Acked-by: "Eric W. Biederman" <ebiederm@xmission.com>

Do I need to pick this up and put it on a topic branch?
Or does this patch have another patch to get merged?


Eric

> Cc: Eric W. Biederman <ebiederm@xmission.com>
> Signed-off-by: Jason A. Donenfeld <Jason@zx2c4.com>
> ---
> Changes v4->v5:
> - Use set_tsk_thread_flag instead of test_and_set_tsk_thread_flag. Must
>   have been a copy and paste mistarget.
> Changes v3->v4:
> - Don't address park() for now.
> - Don't bother clearing the flag, since the task is about to be freed
>   anyway.
>
>  kernel/kthread.c | 1 +
>  1 file changed, 1 insertion(+)
>
> diff --git a/kernel/kthread.c b/kernel/kthread.c
> index 3c677918d8f2..7243a010f433 100644
> --- a/kernel/kthread.c
> +++ b/kernel/kthread.c
> @@ -704,6 +704,7 @@ int kthread_stop(struct task_struct *k)
>  	kthread = to_kthread(k);
>  	set_bit(KTHREAD_SHOULD_STOP, &kthread->flags);
>  	kthread_unpark(k);
> +	set_tsk_thread_flag(k, TIF_NOTIFY_SIGNAL);
>  	wake_up_process(k);
>  	wait_for_completion(&kthread->exited);
>  	ret = kthread->result;
Re: [PATCH v5] signal: break out of wait loops on kthread_stop()
Posted by Jason A. Donenfeld 3 years, 9 months ago
Hi Eric,

On Mon, Jul 11, 2022 at 07:00:25PM -0500, Eric W. Biederman wrote:
> "Jason A. Donenfeld" <Jason@zx2c4.com> writes:
> 
> > I was recently surprised to learn that msleep_interruptible(),
> > wait_for_completion_interruptible_timeout(), and related functions
> > simply hung when I called kthread_stop() on kthreads using them. The
> > solution to fixing the case with msleep_interruptible() was more simply
> > to move to schedule_timeout_interruptible(). Why?
> >
> > The reason is that msleep_interruptible(), and many functions just like
> > it, has a loop like this:
> >
> >         while (timeout && !signal_pending(current))
> >                 timeout = schedule_timeout_interruptible(timeout);
> >
> > The call to kthread_stop() woke up the thread, so schedule_timeout_
> > interruptible() returned early, but because signal_pending() returned
> > true, it went back into another timeout, which was never woken up.
> >
> > This wait loop pattern is common to various pieces of code, and I
> > suspect that the subtle misuse in a kthread that caused a deadlock in
> > the code I looked at last week is also found elsewhere.
> >
> > So this commit causes signal_pending() to return true when
> > kthread_stop() is called, by setting TIF_NOTIFY_SIGNAL.
> >
> > The same also probably applies to the similar kthread_park()
> > functionality, but that can be addressed later, as its semantics are
> > slightly different.
> 
> Acked-by: "Eric W. Biederman" <ebiederm@xmission.com>
> 
> Do I need to pick this up and put it on a topic branch?
> Or does this patch have another patch to get merged?
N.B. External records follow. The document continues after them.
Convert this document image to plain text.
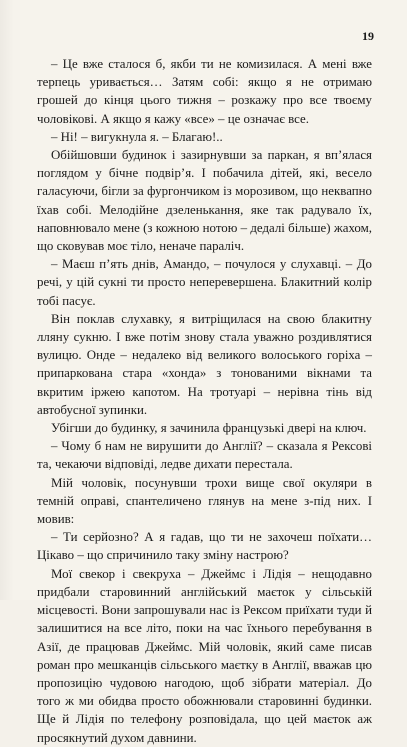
19

– Це вже сталося б, якби ти не комизилася. А мені вже терпець уривається… Затям собі: якщо я не отримаю грошей до кінця цього тижня – розкажу про все твоєму чоловікові. А якщо я кажу «все» – це означає все.

– Ні! – вигукнула я. – Благаю!..

Обійшовши будинок і зазирнувши за паркан, я вп’ялася поглядом у бічне подвір’я. І побачила дітей, які, весело галасуючи, бігли за фургончиком із морозивом, що неквапно їхав собі. Мелодійне дзеленькання, яке так радувало їх, наповнювало мене (з кожною нотою – дедалі більше) жахом, що сковував моє тіло, неначе параліч.

– Маєш п’ять днів, Амандо, – почулося у слухавці. – До речі, у цій сукні ти просто неперевершена. Блакитний колір тобі пасує.

Він поклав слухавку, я витріщилася на свою блакитну лляну сукню. І вже потім знову стала уважно роздивлятися вулицю. Онде – недалеко від великого волоського горіха – припаркована стара «хонда» з тонованими вікнами та вкритим іржею капотом. На тротуарі – нерівна тінь від автобусної зупинки.

Убігши до будинку, я зачинила французькі двері на ключ.

– Чому б нам не вирушити до Англії? – сказала я Рексові та, чекаючи відповіді, ледве дихати перестала.

Мій чоловік, посунувши трохи вище свої окуляри в темній оправі, спантеличено глянув на мене з-під них. І мовив:

– Ти серйозно? А я гадав, що ти не захочеш поїхати… Цікаво – що спричинило таку зміну настрою?

Мої свекор і свекруха – Джеймс і Лідія – нещодавно придбали старовинний англійський маєток у сільській місцевості. Вони запрошували нас із Рексом приїхати туди й залишитися на все літо, поки на час їхнього перебування в Азії, де працював Джеймс. Мій чоловік, який саме писав роман про мешканців сільського маєтку в Англії, вважав цю пропозицію чудовою нагодою, щоб зібрати матеріал. До того ж ми обидва просто обожнювали старовинні будинки. Ще й Лідія по телефону розповідала, що цей маєток аж просякнутий духом давнини.
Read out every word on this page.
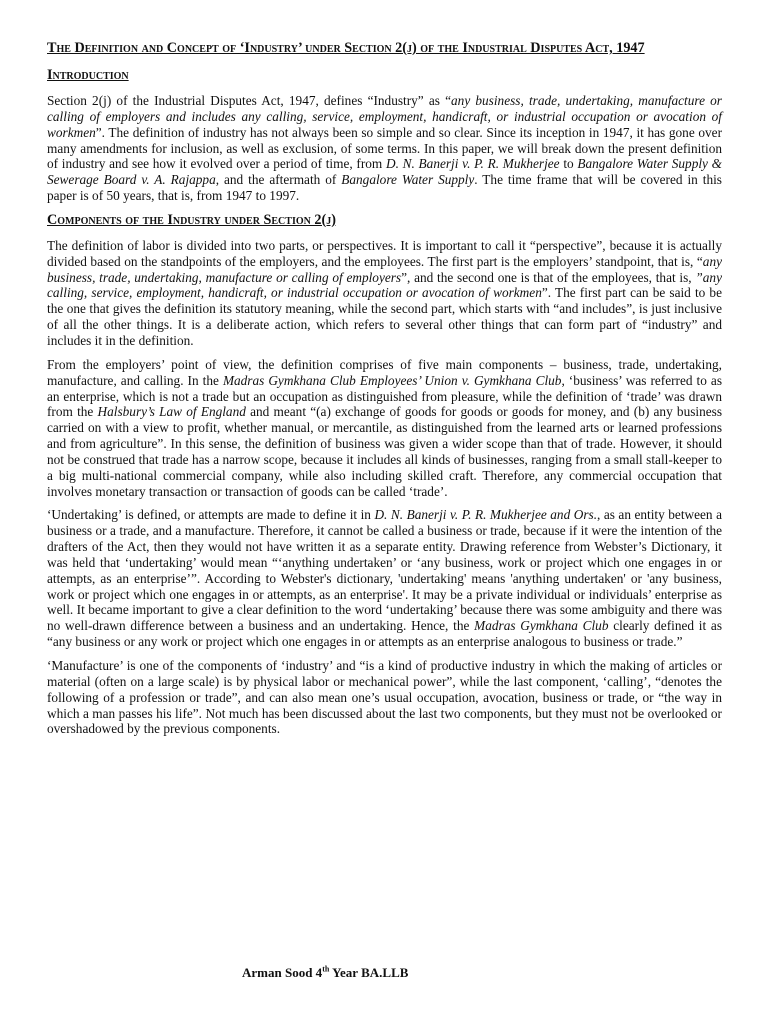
The Definition and Concept of ‘Industry’ under Section 2(j) of the Industrial Disputes Act, 1947
Introduction

Section 2(j) of the Industrial Disputes Act, 1947, defines “Industry” as “any business, trade, undertaking, manufacture or calling of employers and includes any calling, service, employment, handicraft, or industrial occupation or avocation of workmen”. The definition of industry has not always been so simple and so clear. Since its inception in 1947, it has gone over many amendments for inclusion, as well as exclusion, of some terms. In this paper, we will break down the present definition of industry and see how it evolved over a period of time, from D. N. Banerji v. P. R. Mukherjee to Bangalore Water Supply & Sewerage Board v. A. Rajappa, and the aftermath of Bangalore Water Supply. The time frame that will be covered in this paper is of 50 years, that is, from 1947 to 1997.

Components of the Industry under Section 2(j)

The definition of labor is divided into two parts, or perspectives. It is important to call it “perspective”, because it is actually divided based on the standpoints of the employers, and the employees. The first part is the employers’ standpoint, that is, “any business, trade, undertaking, manufacture or calling of employers”, and the second one is that of the employees, that is, ”any calling, service, employment, handicraft, or industrial occupation or avocation of workmen”. The first part can be said to be the one that gives the definition its statutory meaning, while the second part, which starts with “and includes”, is just inclusive of all the other things. It is a deliberate action, which refers to several other things that can form part of “industry” and includes it in the definition.

From the employers’ point of view, the definition comprises of five main components – business, trade, undertaking, manufacture, and calling. In the Madras Gymkhana Club Employees’ Union v. Gymkhana Club, ‘business’ was referred to as an enterprise, which is not a trade but an occupation as distinguished from pleasure, while the definition of ‘trade’ was drawn from the Halsbury’s Law of England and meant “(a) exchange of goods for goods or goods for money, and (b) any business carried on with a view to profit, whether manual, or mercantile, as distinguished from the learned arts or learned professions and from agriculture”. In this sense, the definition of business was given a wider scope than that of trade. However, it should not be construed that trade has a narrow scope, because it includes all kinds of businesses, ranging from a small stall-keeper to a big multi-national commercial company, while also including skilled craft. Therefore, any commercial occupation that involves monetary transaction or transaction of goods can be called ‘trade’.

‘Undertaking’ is defined, or attempts are made to define it in D. N. Banerji v. P. R. Mukherjee and Ors., as an entity between a business or a trade, and a manufacture. Therefore, it cannot be called a business or trade, because if it were the intention of the drafters of the Act, then they would not have written it as a separate entity. Drawing reference from Webster’s Dictionary, it was held that ‘undertaking’ would mean “‘anything undertaken’ or ‘any business, work or project which one engages in or attempts, as an enterprise’”. According to Webster's dictionary, 'undertaking' means 'anything undertaken' or 'any business, work or project which one engages in or attempts, as an enterprise'. It may be a private individual or individuals’ enterprise as well. It became important to give a clear definition to the word ‘undertaking’ because there was some ambiguity and there was no well-drawn difference between a business and an undertaking. Hence, the Madras Gymkhana Club clearly defined it as “any business or any work or project which one engages in or attempts as an enterprise analogous to business or trade.”

‘Manufacture’ is one of the components of ‘industry’ and “is a kind of productive industry in which the making of articles or material (often on a large scale) is by physical labor or mechanical power”, while the last component, ‘calling’, “denotes the following of a profession or trade”, and can also mean one’s usual occupation, avocation, business or trade, or “the way in which a man passes his life”. Not much has been discussed about the last two components, but they must not be overlooked or overshadowed by the previous components.

Arman Sood 4th Year BA.LLB
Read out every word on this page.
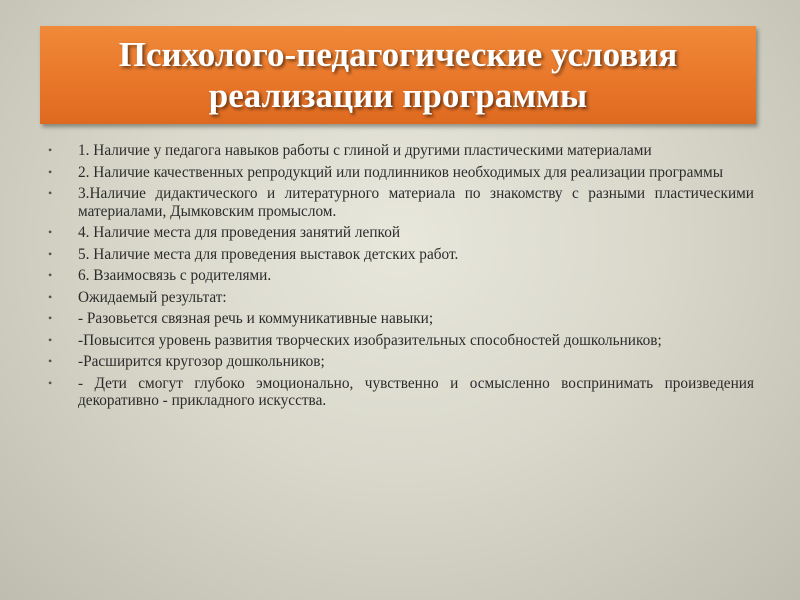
Психолого-педагогические условия
реализации программы
•	1. Наличие у педагога навыков работы с глиной и другими пластическими материалами
•	2. Наличие качественных репродукций или подлинников необходимых для реализации программы
•	3.Наличие дидактического и литературного материала по знакомству с разными пластическими материалами, Дымковским промыслом.
•	4. Наличие места для проведения занятий лепкой
•	5. Наличие места для проведения выставок детских работ.
•	6. Взаимосвязь с родителями.
•	Ожидаемый результат:
•	- Разовьется связная речь и коммуникативные навыки;
•	-Повысится уровень развития творческих изобразительных способностей дошкольников;
•	-Расширится кругозор дошкольников;
•	- Дети смогут глубоко эмоционально, чувственно и осмысленно воспринимать произведения декоративно - прикладного искусства.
I think it'd make sense to put this in a topic branch.

I discovered this in the process of developing [1] (which could use an
Ack for the wake_up_state EXPORT_SYMBOL, by the way). That's marked
for stable@ because the breakage there is kind of bad -- people can't put
their laptops to sleep right now. After both this patch and that one
land, I may then revisit the ath9k one and make changes for non-stable@.
That is, of course, if [1] even lands; right now I fear it might be
relegated to scheduler bikeshed purgatory and I don't have the time
right now to deal with that.

Longer term, this patch here will let me rework [1] to get rid of the
set_notify_signal() trick and use a proper condition variable wait with
`wait_for_condition_interruptible_timeout`, since this patch makes that
function work right for both contexts in which hwrng devices are called
(kthread and process). But that will mean reworking the hwrng API, which
means writing patches for every single hwrng driver, so that's work for
another time.

In the mean time, [1] is a good way forward (provided it gets acked).
And then this patch puts things in a good position to improve down the
line. I did a bunch of testing of this patch when trying out different
candidates for [1] before settling on [1] as a good-enough intermediate
solution. 

So, anyway, feel free to put this in a topic branch.

Jason

[1] https://lore.kernel.org/lkml/20220629114240.946411-1-Jason@zx2c4.com/